In order to help another family, we had to change a few plans for the following week and I knew he would be disappointed.
“Coulter,” I said. And then I gave this long explanation about serving and sacrificing and loving and then I tried to wrap it up with a very generic, “This is just what we do as Christians.”
To which he replied.
“I thought we were Presbyterian.”
I then began explaining different denominations which is super hard for me because I get seriously hung up on “why does it matter” and frustrated with what continually divides us (although I know there are important distinctions and I’m always learning) but throughout my Christian journey, I’ve attended the Methodist Church, the “other” Presbyterian Church, the Evangelical Free Church, Missionary Alliance, 1st Baptist, 2nd Baptist, a non-denominational Church and the Formerly Methodist, but started meeting in a park-church.
And now, I guess, as Coulter would say. We are Presbyterians. The second kind.
Coulter looked me square in the eyes and I thought this is it.

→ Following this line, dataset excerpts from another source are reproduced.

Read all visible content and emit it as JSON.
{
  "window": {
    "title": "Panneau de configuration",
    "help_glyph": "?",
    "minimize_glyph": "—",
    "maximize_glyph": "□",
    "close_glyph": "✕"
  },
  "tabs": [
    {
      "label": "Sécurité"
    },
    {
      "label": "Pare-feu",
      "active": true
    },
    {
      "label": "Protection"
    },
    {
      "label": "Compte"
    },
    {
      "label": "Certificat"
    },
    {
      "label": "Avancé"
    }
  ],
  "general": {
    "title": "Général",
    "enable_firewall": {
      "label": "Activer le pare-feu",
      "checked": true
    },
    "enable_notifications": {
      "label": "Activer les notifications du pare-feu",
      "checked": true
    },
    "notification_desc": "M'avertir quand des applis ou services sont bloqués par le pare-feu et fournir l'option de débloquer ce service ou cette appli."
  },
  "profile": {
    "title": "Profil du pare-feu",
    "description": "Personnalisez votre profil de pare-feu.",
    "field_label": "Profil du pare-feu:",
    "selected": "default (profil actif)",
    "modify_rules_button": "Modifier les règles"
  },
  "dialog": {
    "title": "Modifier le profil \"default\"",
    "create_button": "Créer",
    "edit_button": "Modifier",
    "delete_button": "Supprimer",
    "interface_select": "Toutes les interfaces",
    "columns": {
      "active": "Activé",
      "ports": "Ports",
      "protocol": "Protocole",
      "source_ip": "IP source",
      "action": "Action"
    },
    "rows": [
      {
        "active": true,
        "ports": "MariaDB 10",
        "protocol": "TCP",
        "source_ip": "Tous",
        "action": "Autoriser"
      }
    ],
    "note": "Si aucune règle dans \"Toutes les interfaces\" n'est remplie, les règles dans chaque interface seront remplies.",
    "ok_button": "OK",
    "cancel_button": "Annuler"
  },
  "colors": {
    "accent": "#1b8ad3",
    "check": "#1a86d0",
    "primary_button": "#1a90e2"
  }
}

This is a moment I’m going to remember forever. We’re going to have a serious discussion about faith and Jesus and theology and this is it!
“Mom,” he starts “I didn’t eat my gushers today. I decided to save them instead. And by the way, you totally forgot to pack a spoon and I had to get a spoon from the kitchen and I’m pretty sure that they don’t clean the dishes in there. It was wet and gross and I’ve been in that place many times and I’ve never even seen a dishwasher. Uhm, yeah. So, can I go play now?”